1) The proactive person is able to understand that they are not fundamentally attached to the things that they believe. You are separate from your political views. You are separate from your beliefs about the world. You are separate from your physical appearance. This might sound strange but stay with me…
If the U.S government didn’t exist tomorrow you would still be you. If a paradigm you’ve entertained for years was suddenly crushed by new information you would still be you. If you lost an eye you’d still be you. What I’m getting at is that there is a core to every human being consisting of your personality, values, character, experiences, dreams, and everything else that makes you unique. The proactive person understands that, while their opinions and beliefs are significant and do impact how they view and behave in the world, they do not define who they are and are able to rationally and maturely handle conflicts of opinion, negative remarks, and anything else that does not align with their point of view.
2) The proactive person does not not feel personally attacked when someone challenges their opinion because they understand that it is the opinion itself being challenged, not their character, values, or worth as an individual. A stab at your choice of presidential candidate does not mean you are stupid or that you don’t understand politics or that you have a faulty belief and value system (are you noticing a theme here with all the political references?). It simply means that the other person disagrees with you and that’s okay. If you live your life trying to please others you will become a prisoner to them.
3) The proactive person handles conflict and difference of opinion with tact, emotional intelligence, and maturity. They defend their side without feeling the need to change the other person’s mind. They do not respond with anger, defensiveness, sadness, or any other negative reaction. They are able to stand their ground, do their best to convey their side of the story, and leave it at that. The proactive person does not troll, leave hateful comments, or purposely try to disparage others; they are secure in themselves and have the self-confidence necessary to handle negative feedback. Responding to negativity with more negativity does not solve anything, convince anyone, or elevate consciousness in any manner.
4) The proactive person accepts that they might be wrong. They understand they may lack the perspective and information necessary to completely back their point of view. As a result, they are open to differing opinions and negative feedback. They are open to learning and becoming more informed. This doesn’t mean they will blindly accept criticism but they will do their best to remain open minded and learn as much as they can.

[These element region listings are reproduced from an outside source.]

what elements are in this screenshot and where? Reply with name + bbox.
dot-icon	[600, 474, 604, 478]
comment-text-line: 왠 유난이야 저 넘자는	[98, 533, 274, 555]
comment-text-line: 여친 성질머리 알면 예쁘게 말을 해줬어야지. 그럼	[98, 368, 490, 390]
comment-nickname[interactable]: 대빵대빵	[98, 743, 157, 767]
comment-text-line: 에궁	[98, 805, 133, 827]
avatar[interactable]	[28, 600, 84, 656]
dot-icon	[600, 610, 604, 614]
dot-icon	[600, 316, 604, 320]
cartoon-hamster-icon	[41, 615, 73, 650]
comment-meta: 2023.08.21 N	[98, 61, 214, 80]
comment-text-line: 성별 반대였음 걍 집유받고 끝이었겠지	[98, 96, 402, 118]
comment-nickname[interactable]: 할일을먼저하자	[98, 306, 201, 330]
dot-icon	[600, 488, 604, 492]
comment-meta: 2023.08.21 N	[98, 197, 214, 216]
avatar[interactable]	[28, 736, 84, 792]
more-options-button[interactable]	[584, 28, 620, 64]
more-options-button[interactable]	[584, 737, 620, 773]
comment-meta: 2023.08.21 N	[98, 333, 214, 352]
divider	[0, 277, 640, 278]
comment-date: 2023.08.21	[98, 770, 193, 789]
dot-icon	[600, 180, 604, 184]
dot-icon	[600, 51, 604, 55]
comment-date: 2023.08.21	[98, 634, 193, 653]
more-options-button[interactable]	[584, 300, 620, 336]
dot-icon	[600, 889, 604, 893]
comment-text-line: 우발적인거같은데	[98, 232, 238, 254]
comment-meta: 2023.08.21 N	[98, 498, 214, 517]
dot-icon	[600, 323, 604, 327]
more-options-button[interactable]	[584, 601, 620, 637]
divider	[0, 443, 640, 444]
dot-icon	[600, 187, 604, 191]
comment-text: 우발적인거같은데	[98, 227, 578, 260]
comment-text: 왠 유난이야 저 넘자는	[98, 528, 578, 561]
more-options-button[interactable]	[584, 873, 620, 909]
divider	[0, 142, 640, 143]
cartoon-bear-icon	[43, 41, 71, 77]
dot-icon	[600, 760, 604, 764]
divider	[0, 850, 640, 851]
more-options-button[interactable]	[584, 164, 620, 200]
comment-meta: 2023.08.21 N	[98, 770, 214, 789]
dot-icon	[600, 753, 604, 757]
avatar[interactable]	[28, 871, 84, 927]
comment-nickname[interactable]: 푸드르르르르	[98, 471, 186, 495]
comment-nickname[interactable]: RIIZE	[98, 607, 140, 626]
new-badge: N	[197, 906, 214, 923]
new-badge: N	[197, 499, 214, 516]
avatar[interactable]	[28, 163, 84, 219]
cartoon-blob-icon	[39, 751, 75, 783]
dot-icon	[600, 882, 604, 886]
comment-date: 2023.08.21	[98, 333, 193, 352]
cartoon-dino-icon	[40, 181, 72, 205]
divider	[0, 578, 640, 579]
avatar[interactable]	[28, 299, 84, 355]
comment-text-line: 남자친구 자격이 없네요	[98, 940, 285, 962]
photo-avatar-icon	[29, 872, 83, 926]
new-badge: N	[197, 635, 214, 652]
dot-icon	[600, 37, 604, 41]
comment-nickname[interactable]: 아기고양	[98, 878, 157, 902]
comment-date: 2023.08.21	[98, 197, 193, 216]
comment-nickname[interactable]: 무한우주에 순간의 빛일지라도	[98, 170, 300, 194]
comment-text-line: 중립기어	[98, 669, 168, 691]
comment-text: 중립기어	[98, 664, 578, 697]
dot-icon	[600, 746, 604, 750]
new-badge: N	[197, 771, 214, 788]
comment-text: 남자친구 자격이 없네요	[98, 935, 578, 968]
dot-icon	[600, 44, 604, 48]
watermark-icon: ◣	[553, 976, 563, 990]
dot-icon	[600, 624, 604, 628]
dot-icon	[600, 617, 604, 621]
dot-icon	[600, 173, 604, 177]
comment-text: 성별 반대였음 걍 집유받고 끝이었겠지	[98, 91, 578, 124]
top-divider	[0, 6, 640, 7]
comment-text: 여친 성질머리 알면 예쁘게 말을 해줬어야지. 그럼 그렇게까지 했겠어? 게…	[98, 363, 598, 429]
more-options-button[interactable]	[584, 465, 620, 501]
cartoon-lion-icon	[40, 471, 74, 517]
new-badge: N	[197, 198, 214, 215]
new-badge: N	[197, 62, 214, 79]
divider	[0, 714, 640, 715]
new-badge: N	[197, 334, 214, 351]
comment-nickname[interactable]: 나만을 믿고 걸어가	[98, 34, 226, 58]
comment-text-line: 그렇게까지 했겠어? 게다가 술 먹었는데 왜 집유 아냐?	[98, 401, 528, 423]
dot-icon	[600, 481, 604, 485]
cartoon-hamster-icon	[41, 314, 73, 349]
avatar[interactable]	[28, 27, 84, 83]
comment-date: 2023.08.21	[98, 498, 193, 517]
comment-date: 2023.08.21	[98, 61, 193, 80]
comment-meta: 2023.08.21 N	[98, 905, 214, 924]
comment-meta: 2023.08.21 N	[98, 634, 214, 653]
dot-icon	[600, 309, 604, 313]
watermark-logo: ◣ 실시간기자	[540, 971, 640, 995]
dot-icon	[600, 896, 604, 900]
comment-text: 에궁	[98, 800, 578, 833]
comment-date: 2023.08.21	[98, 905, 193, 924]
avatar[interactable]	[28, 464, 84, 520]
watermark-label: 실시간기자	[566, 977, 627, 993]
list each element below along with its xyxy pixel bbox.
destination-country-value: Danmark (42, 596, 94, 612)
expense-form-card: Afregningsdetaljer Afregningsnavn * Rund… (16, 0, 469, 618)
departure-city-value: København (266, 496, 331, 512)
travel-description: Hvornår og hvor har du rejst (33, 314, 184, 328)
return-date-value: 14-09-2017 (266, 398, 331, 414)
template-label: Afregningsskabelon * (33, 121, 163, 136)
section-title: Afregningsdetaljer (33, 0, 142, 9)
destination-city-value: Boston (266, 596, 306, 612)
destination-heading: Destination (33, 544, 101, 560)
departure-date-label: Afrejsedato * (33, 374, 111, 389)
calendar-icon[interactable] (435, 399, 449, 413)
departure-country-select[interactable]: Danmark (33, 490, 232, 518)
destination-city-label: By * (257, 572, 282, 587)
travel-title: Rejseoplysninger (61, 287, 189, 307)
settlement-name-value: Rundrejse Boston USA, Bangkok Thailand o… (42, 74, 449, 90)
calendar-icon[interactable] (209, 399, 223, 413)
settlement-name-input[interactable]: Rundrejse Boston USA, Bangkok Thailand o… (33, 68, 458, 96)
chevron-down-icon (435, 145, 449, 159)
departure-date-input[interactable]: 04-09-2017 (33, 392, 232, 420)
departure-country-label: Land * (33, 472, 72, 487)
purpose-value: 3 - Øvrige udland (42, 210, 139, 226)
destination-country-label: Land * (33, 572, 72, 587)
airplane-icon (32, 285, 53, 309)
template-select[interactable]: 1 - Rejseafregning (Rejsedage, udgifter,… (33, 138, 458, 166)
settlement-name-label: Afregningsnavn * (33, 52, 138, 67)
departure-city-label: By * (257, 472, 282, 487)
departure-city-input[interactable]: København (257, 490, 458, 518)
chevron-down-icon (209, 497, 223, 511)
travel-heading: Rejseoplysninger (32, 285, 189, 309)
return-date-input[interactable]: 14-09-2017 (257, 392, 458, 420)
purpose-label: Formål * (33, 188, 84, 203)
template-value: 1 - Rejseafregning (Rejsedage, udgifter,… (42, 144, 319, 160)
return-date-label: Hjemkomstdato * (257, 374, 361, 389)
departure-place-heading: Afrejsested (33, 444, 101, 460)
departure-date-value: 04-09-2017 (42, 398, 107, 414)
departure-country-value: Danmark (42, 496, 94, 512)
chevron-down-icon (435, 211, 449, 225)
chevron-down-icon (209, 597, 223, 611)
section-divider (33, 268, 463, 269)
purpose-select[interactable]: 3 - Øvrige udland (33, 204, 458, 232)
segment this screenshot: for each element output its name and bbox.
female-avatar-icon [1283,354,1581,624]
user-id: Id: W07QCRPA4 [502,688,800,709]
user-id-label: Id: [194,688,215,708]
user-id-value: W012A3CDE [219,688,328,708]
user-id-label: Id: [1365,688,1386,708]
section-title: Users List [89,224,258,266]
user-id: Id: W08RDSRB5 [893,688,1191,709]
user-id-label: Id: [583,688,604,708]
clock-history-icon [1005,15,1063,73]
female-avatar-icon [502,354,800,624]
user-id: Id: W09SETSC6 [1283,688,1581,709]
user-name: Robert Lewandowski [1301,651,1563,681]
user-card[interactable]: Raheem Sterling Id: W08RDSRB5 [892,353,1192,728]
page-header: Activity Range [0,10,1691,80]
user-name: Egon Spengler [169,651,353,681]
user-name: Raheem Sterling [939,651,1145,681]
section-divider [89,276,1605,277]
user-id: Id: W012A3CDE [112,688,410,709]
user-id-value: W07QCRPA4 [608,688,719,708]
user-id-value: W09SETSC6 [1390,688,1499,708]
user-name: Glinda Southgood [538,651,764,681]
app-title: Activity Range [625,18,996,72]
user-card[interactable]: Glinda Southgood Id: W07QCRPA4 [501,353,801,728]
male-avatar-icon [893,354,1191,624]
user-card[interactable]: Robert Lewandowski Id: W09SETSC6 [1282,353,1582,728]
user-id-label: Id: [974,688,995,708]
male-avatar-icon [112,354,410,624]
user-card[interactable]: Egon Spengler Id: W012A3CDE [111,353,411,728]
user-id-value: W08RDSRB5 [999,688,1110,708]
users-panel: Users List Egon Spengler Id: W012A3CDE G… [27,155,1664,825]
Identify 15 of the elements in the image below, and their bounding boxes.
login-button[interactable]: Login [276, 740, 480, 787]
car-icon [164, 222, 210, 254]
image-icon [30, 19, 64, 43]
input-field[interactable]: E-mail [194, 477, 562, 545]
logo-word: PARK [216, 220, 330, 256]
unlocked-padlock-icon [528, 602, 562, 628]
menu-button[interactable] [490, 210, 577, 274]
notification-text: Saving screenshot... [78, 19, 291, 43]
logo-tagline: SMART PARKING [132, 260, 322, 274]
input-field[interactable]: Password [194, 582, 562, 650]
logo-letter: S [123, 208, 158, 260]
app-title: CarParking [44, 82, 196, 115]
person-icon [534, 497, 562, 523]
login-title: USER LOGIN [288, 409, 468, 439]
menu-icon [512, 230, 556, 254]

5) The proactive person understands the bigger picture. They do not get bogged down in petty arguing or trolling; they realize life is constantly fleeting and that there are bigger, more substantial things to focus on such as love, philanthropy, connection, creation, giving, experience, and happiness. Who cares if someone posts a video or comment about something you disagree with? Why exert the energy responding to it when you can use that energy to actually experience life and do something that matters to you?
It really frustrates me that people spend so much time and energy defending themselves, arguing with others, trying to convince people that they’re right, trolling, and contributing to the excessive negativity on the internet and in the world. Stop being so reactive and become proactive. Focus on yourself and stop letting other people get under your skin so easily. Every time you do that you give them power. If you do feel the need to express your opinion or belief do so with tact, maturity, and emotional intelligence. Add to the conversation, not the conflict. Don’t challenge people, challenge ideas, circumstances, and paradigms. Become part of the solution not the problem. The alternative is to live your life perpetually butthurt.